In our context, attitudes toward Muslims took a tumble following 9-11, and evangelicals have not helped much. I wrote an article for Christianity Today in 2006, “Unveiling the Truth About Islam,” examining several Christian book titles that provided an unfavorable portrayal of Islam and Muslims. I said, “Unfortunately, many of these evangelical polemics are historically inaccurate, theologically misinformed, and missiologically misguided. Apparently, a lot of us simply dislike Muslims (usually without knowing any).” There is no question that such negative appraisals of Islam have worsened Muslim-Christian relations. Christians have been influenced by these, and other books, thus making ongoing violence and conflict more likely, and adversely affecting our Christian witness.

All this is not to deny the intense Muslim persecution of Christians globally. Though North Korea is the prime offender, as is China, often Muslim-majority countries are also on the list. Thousands of Nigerian Christians are being slaughtered by Muslim militants as we speak. Living in Pakistan for 23 years, I saw first hand Christians under fire. Girls are routinely abducted and forced to marry Muslim men. My own brother-in-law suffered permanent hearing loss when militants attacked the church where he worshiped on a Sunday morning. And then there is the case of Asia Bibi, who spent ten years in prison due to brutal blasphemy laws. Even though exonerated by the Supreme Court, she has not been allowed to leave the country. The street power of Muslim extremists is holding the country hostage, and ordinary Muslims don’t dare say much.

Yet I know both Muslims and Christians can do better. Many of us will never forget the pictures of Muslims and Christians encircling one another in Cairo’s largest evangelical church during the Arab Spring. They were protecting one another so that they could pray. And I will always remember the warmth of my Pakistani Muslim friends, especially in 1979. Our family was attacked by a Muslim mob, who had believed that a takeover of the Grand Mosque in Mecca was the work of Americans and Jews. Vehicles were burned, furniture smashed, literature destroyed, but God miraculously saved our lives. When it was all over, Muslim friends and neighbors hugged me, expressing their grief and love. It was because of their welcome that our family stayed on and continued missionary work for many more years.

If we want Muslims to stand up for Christians against Islamic terrorists, we need to speak up and stand up, when they are targeted. The challenge for all of us is to critique our own and stand up for those who suffer, wherever they are.

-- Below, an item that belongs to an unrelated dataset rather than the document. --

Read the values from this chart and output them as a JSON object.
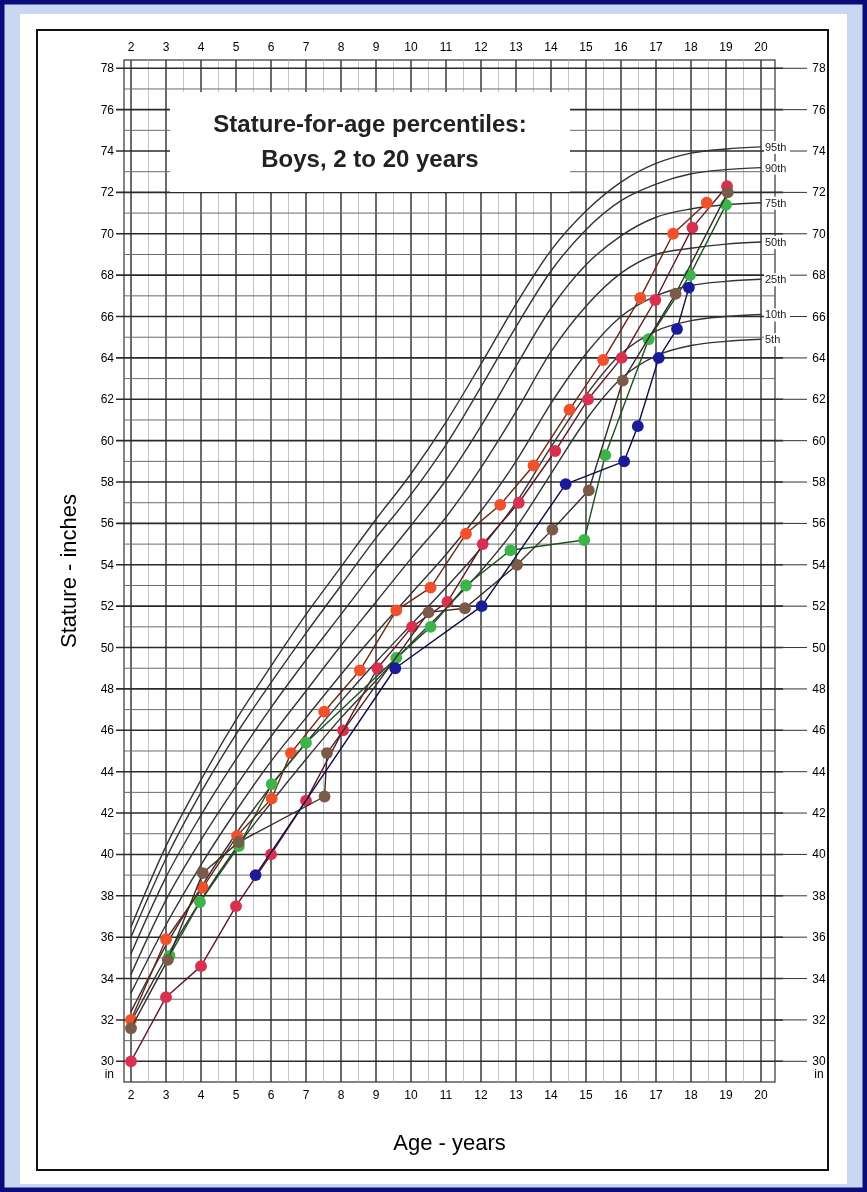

Christians need to critique Christians and Muslims need to critique Muslims. Didn’t Jesus say, “Do unto others as you would have them do to you”? We must, therefore, take the initiative and respond with courteous acts of kindness, warmth and generosity to Muslims in our midst and around the world. This we must do so that everyone has religious freedom. Albert Einstein put it this way: “The world is a dangerous place to live, not because of the people who are evil, but because of the people who don’t do anything about it.”